The various issues of this zine talk about different aspects of being a female musician, with emphasis on how relationships with bandmates, fans, other musicians and people involved in music, play out in Jen’s experiences playing with The Ambulars.
In Issue 1, Jen writes about forming her first band with some close friends. I found it really endearing how much space she devotes to talking about her friendships with her bandmates and how much they mean to her. She also describes her history with music, some of the band’s first shows, and their first recording session and the feelings all of these brought up for her. I, too, am all about recognizing and acknowledging the importance of pals, and I also appreciate a counterpart to selfish, dudely music narratives, so I really enjoyed this.
Issue #2 is about touring, and draws on diaries that Jen kept while on tour with the band. In part, it’s a dreamy, enviable montage of good times (picture a Monkees video), but she’s also honest about panic attacks, periods, and misogyny, and how she dealt with them. She also writes about being proud of having her own gear but self-conscious about having low-end gear, getting to see their records being pressed from “globs of vinyl”, vegan biscuits, stinky tour vans, and the joys of “obnoxiously supportive” friends. She also talks a little bit about how to encourage girls and women to get into playing music, which is a theme developed a lot more in Issue #3.
In the third issue of Jen(ny) Ambular, Jen writes about volunteering as a counsellor at Girls Rock Camp Chicago, which sounds amazing. She writes that despite the counsellors having different backgrounds and perspectives,
“being universally armed with the knowledge that we live in a society that sets up roadblocks to women gathering in groups and enjoying each others’ company sans competitiveness and cattiness, and not wanting to fall prey to that trope, bolsters our resolve to keep everything as productive and healthy as possible.”
She gets to act as a mentor to a group of preteen girls, and one of teenagers, whose creativity inspire her to exclaim, “could my eyes turn into hearts any faster”? She also has interesting things to say about the value of being an amateur (“One of the rights of people in punk is to suck”) and takes on the stereotype of the token female bassist.
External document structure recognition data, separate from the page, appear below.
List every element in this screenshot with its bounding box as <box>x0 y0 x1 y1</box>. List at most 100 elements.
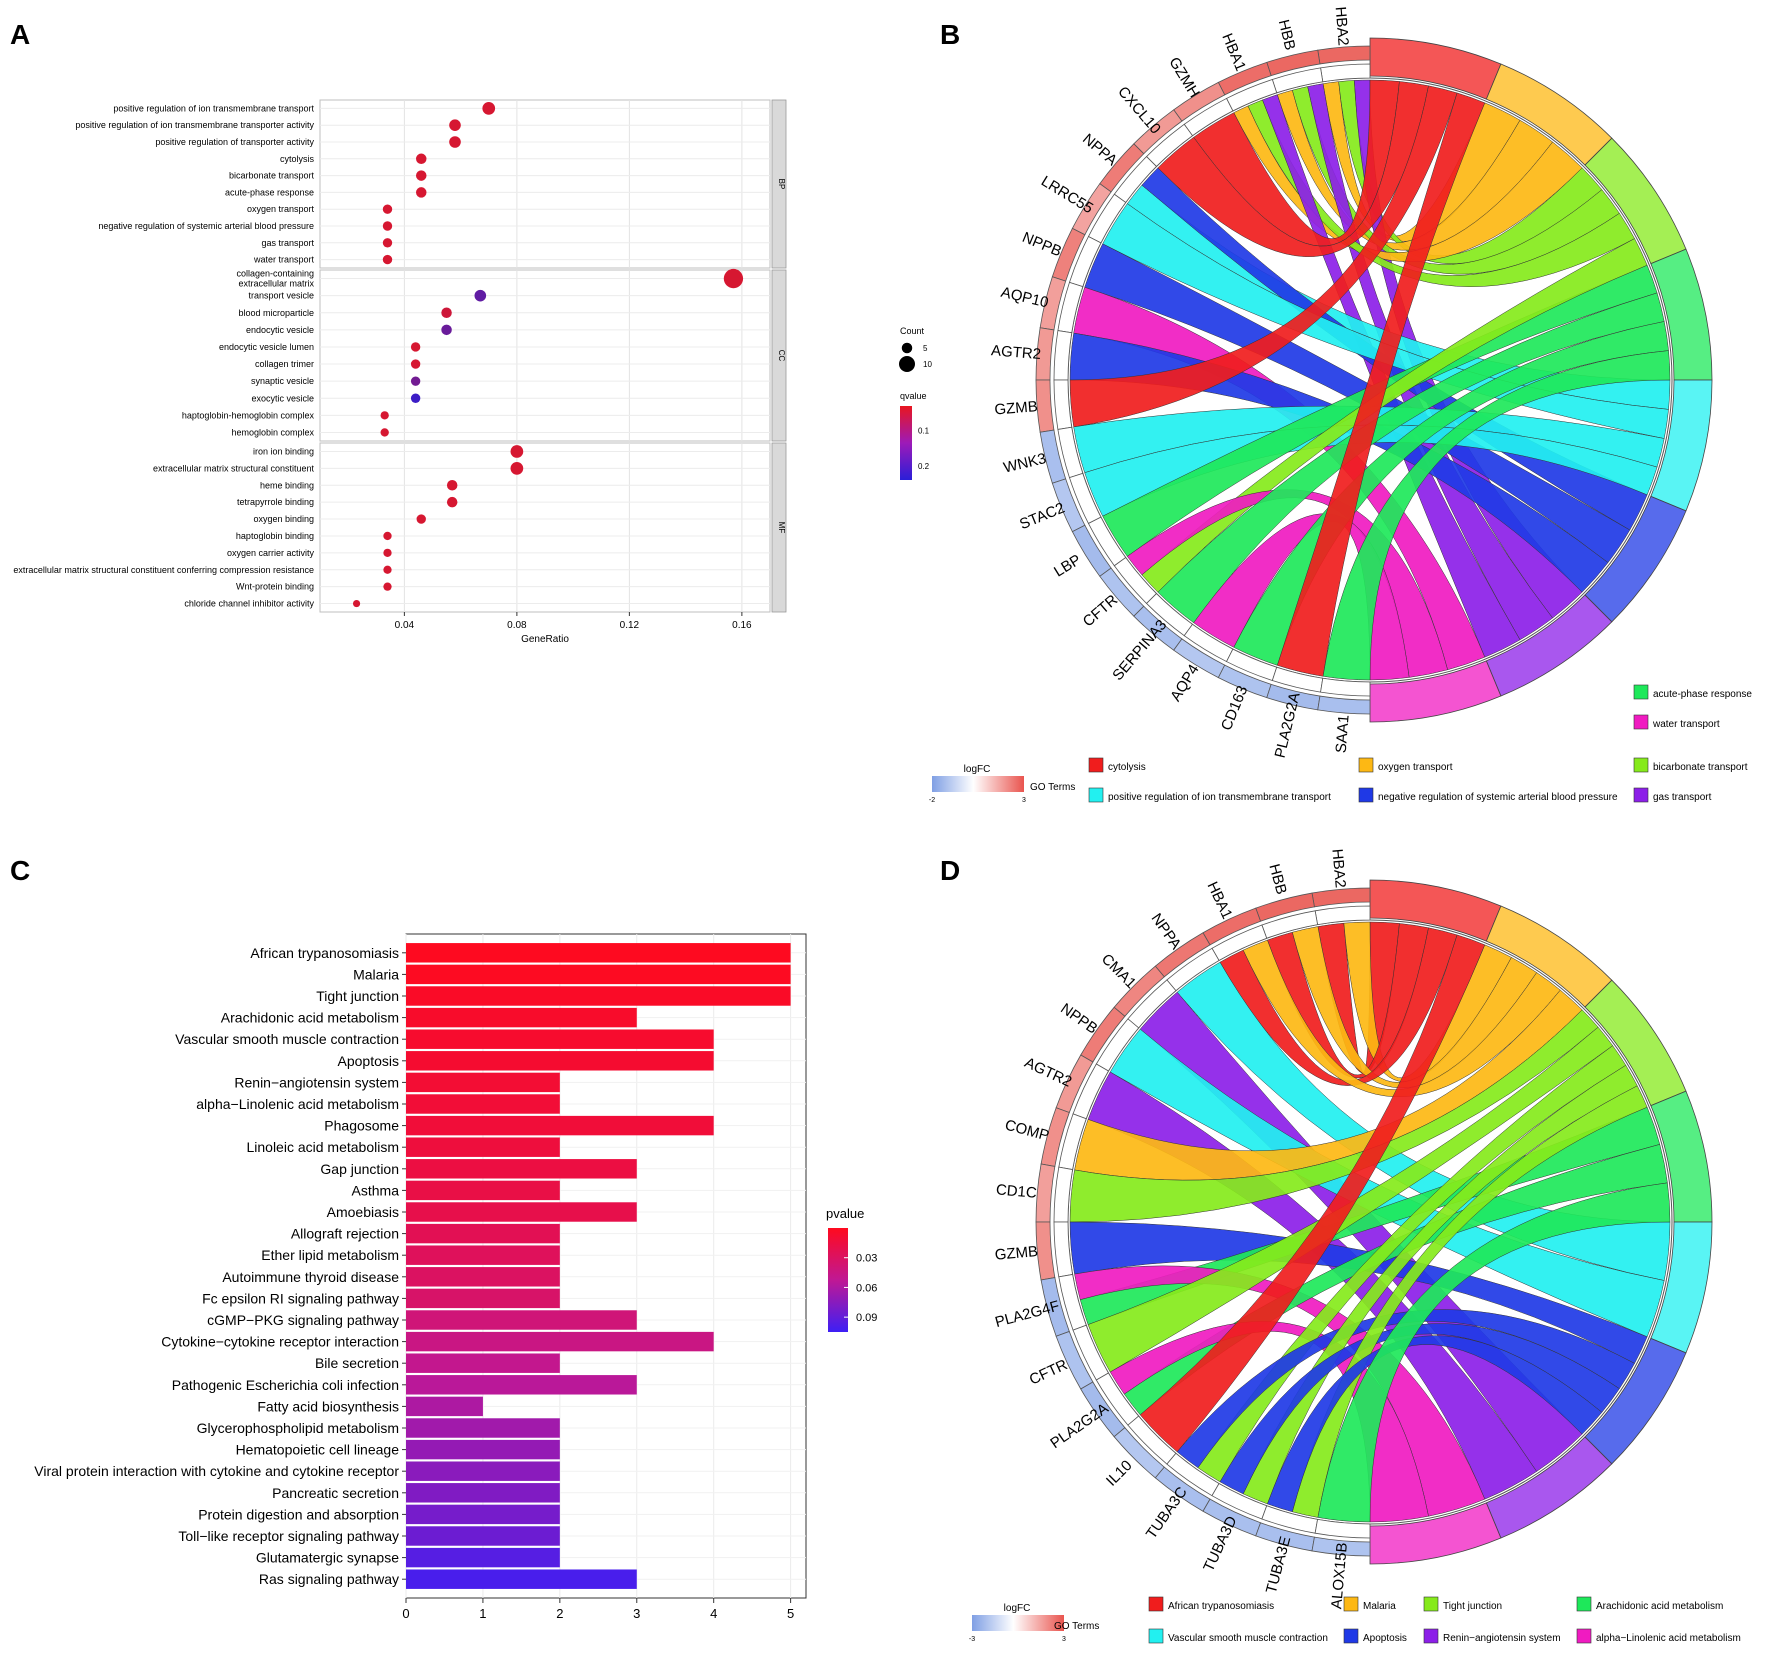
gene-logfc-arc-hba1 <box>1202 907 1262 946</box>
gene-logfc-arc-hbb <box>1255 892 1315 922</box>
bar-gap-junction <box>406 1159 637 1179</box>
term-label-collagen-trimer: collagen trimer <box>255 359 314 369</box>
gene-label-pla2g2a: PLA2G2A <box>1047 1400 1111 1452</box>
gene-label-lbp: LBP <box>1051 551 1084 580</box>
facet-mf: MF iron ion binding extracellular matrix s… <box>13 442 787 613</box>
legend-label-apoptosis: Apoptosis <box>1363 1633 1407 1644</box>
category-label-cytokine-cytokine-receptor-interaction: Cytokine−cytokine receptor interaction <box>161 1334 399 1350</box>
gene-label-hba2: HBA2 <box>1332 6 1352 46</box>
legend-label-tight-junction: Tight junction <box>1443 1601 1502 1612</box>
gene-logfc-arc-il10 <box>1113 1427 1165 1479</box>
gene-logfc-arc-agtr2 <box>1055 1054 1094 1114</box>
category-label-renin-angiotensin-system: Renin−angiotensin system <box>234 1074 399 1090</box>
gene-label-hbb: HBB <box>1265 862 1289 896</box>
bar-pathogenic-escherichia-coli-infection <box>406 1375 637 1395</box>
category-label-allograft-rejection: Allograft rejection <box>291 1226 399 1242</box>
legend-swatch-alpha-linolenic-acid-metabolism <box>1576 1628 1592 1644</box>
legend-swatch-bicarbonate-transport <box>1633 757 1649 773</box>
bar-glycerophospholipid-metabolism <box>406 1418 560 1438</box>
legend-label-renin-angiotensin-system: Renin−angiotensin system <box>1443 1633 1561 1644</box>
gene-label-tuba3d: TUBA3D <box>1200 1513 1240 1574</box>
term-label-oxygen-carrier-activity: oxygen carrier activity <box>227 548 315 558</box>
dot-bicarbonate-transport <box>416 170 427 181</box>
category-label-asthma: Asthma <box>352 1182 400 1198</box>
facet-panel-bg <box>319 269 771 442</box>
term-label-line: collagen-containing <box>236 269 314 279</box>
bar-hematopoietic-cell-lineage <box>406 1439 560 1460</box>
pvalue-tick-label: 0.03 <box>856 1253 877 1265</box>
gene-label-hba2: HBA2 <box>1328 848 1348 889</box>
term-label-negative-regulation-of-systemic-arterial-blood-pressure: negative regulation of systemic arterial… <box>98 221 314 231</box>
panel-label-c: C <box>10 855 30 886</box>
legend-label-arachidonic-acid-metabolism: Arachidonic acid metabolism <box>1596 1601 1723 1612</box>
pvalue-colorbar <box>828 1228 848 1332</box>
legend-swatch-gas-transport <box>1633 787 1649 803</box>
bar-glutamatergic-synapse <box>406 1547 560 1568</box>
bar-fc-epsilon-ri-signaling-pathway <box>406 1288 560 1309</box>
category-label-cgmp-pkg-signaling-pathway: cGMP−PKG signaling pathway <box>207 1312 399 1328</box>
category-label-glycerophospholipid-metabolism: Glycerophospholipid metabolism <box>197 1420 399 1436</box>
x-axis-title: GeneRatio <box>521 634 569 645</box>
legend-swatch-malaria <box>1343 1596 1359 1612</box>
gene-sector-cftr <box>1113 556 1158 605</box>
gene-sector-hbb <box>1261 910 1319 939</box>
bar-protein-digestion-and-absorption <box>406 1504 560 1525</box>
gene-logfc-arc-hba2 <box>1317 45 1371 65</box>
bar-phagosome <box>406 1115 714 1136</box>
legend-label-malaria: Malaria <box>1363 1601 1396 1612</box>
gene-logfc-arc-hbb <box>1266 49 1321 77</box>
gene-logfc-arc-nppa <box>1099 143 1145 193</box>
gene-label-gzmh: GZMH <box>1165 54 1203 101</box>
gene-label-nppb: NPPB <box>1057 1000 1100 1037</box>
gene-logfc-arc-pla2g4f <box>1040 1277 1070 1337</box>
chord-ribbon-alox15b-arachidonic-acid-metabolism <box>1317 1182 1671 1523</box>
dot-tetrapyrrole-binding <box>446 496 458 508</box>
dot-acute-phase-response <box>416 187 427 198</box>
category-label-autoimmune-thyroid-disease: Autoimmune thyroid disease <box>222 1269 399 1285</box>
gene-logfc-arc-alox15b <box>1311 1536 1371 1557</box>
category-label-african-trypanosomiasis: African trypanosomiasis <box>250 945 399 961</box>
panel-label-d: D <box>940 855 960 886</box>
gene-sector-pla2g2a <box>1095 1372 1140 1426</box>
facet-strip <box>771 99 787 269</box>
gene-logfc-arc-saa1 <box>1317 695 1371 715</box>
gene-sector-pla2g2a <box>1271 666 1324 693</box>
gene-logfc-arc-pla2g2a <box>1266 683 1321 711</box>
term-label-haptoglobin-binding: haptoglobin binding <box>236 531 314 541</box>
dot-wnt-protein-binding <box>383 582 392 591</box>
gene-label-cma1: CMA1 <box>1098 951 1139 992</box>
count-legend-dot <box>899 356 915 372</box>
gene-sector-nppb <box>1068 236 1102 288</box>
term-label-chloride-channel-inhibitor-activity: chloride channel inhibitor activity <box>184 599 314 609</box>
term-label-haptoglobin-hemoglobin-complex: haptoglobin-hemoglobin complex <box>182 410 315 420</box>
term-label-exocytic-vesicle: exocytic vesicle <box>251 393 314 403</box>
category-label-linoleic-acid-metabolism: Linoleic acid metabolism <box>246 1139 399 1155</box>
dot-endocytic-vesicle-lumen <box>410 342 421 352</box>
x-tick-label: 1 <box>479 1606 486 1621</box>
go-terms-legend-title: GO Terms <box>1030 782 1075 793</box>
dot-extracellular-matrix-structural-constituent <box>510 462 524 475</box>
gene-label-tuba3c: TUBA3C <box>1143 1484 1191 1542</box>
bar-autoimmune-thyroid-disease <box>406 1267 560 1287</box>
gene-logfc-arc-tuba3c <box>1154 1466 1211 1512</box>
legend-swatch-african-trypanosomiasis <box>1148 1596 1164 1612</box>
logfc-max-label: 3 <box>1062 1636 1066 1643</box>
dot-synaptic-vesicle <box>410 376 421 386</box>
gene-sector-hba2 <box>1320 63 1371 83</box>
gene-label-cd163: CD163 <box>1218 683 1252 733</box>
category-label-gap-junction: Gap junction <box>320 1161 399 1177</box>
gene-sector-agtr2 <box>1072 1063 1110 1120</box>
dot-negative-regulation-of-systemic-arterial-blood-pressure <box>382 221 393 231</box>
x-tick-label: 0.16 <box>732 620 752 631</box>
term-label-bicarbonate-transport: bicarbonate transport <box>229 171 315 181</box>
gene-label-tuba3e: TUBA3E <box>1263 1535 1295 1596</box>
gene-label-wnk3: WNK3 <box>1002 450 1048 477</box>
pvalue-tick-label: 0.09 <box>856 1312 877 1324</box>
qvalue-colorbar <box>900 406 912 480</box>
gene-label-saa1: SAA1 <box>1333 714 1353 754</box>
logfc-min-label: -3 <box>969 1636 975 1643</box>
term-label-oxygen-binding: oxygen binding <box>253 514 314 524</box>
bar-apoptosis <box>406 1051 714 1071</box>
legend-label-bicarbonate-transport: bicarbonate transport <box>1653 762 1748 773</box>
All in all, it’s a really fun, inspiring, thought-provoking zine.
Jen’s writing is conversational and funny. The experiences she writes about are really interesting, and the way she talks about them evinces a lot of thought. She often brings up interesting ideas I wish she’d go into greater depth about, but I guess I’m just gonna have to keep reading her zine.
I’d really recommend this zine to anyone who is interested in the joys that playing music can bring, especially anyone who isn’t a dude and/or an experienced musician. But it’s also great for dorks like me who will probably definitely never be in a band and want to live vicariously through folks who are.
- Lily Pepper
a super kind and well-written review of some of my older zines. it’s so hard to have any perspective when something you wrote is a few years old and all you can see are the things you wish you’d written or done differently. thanks for this, lily!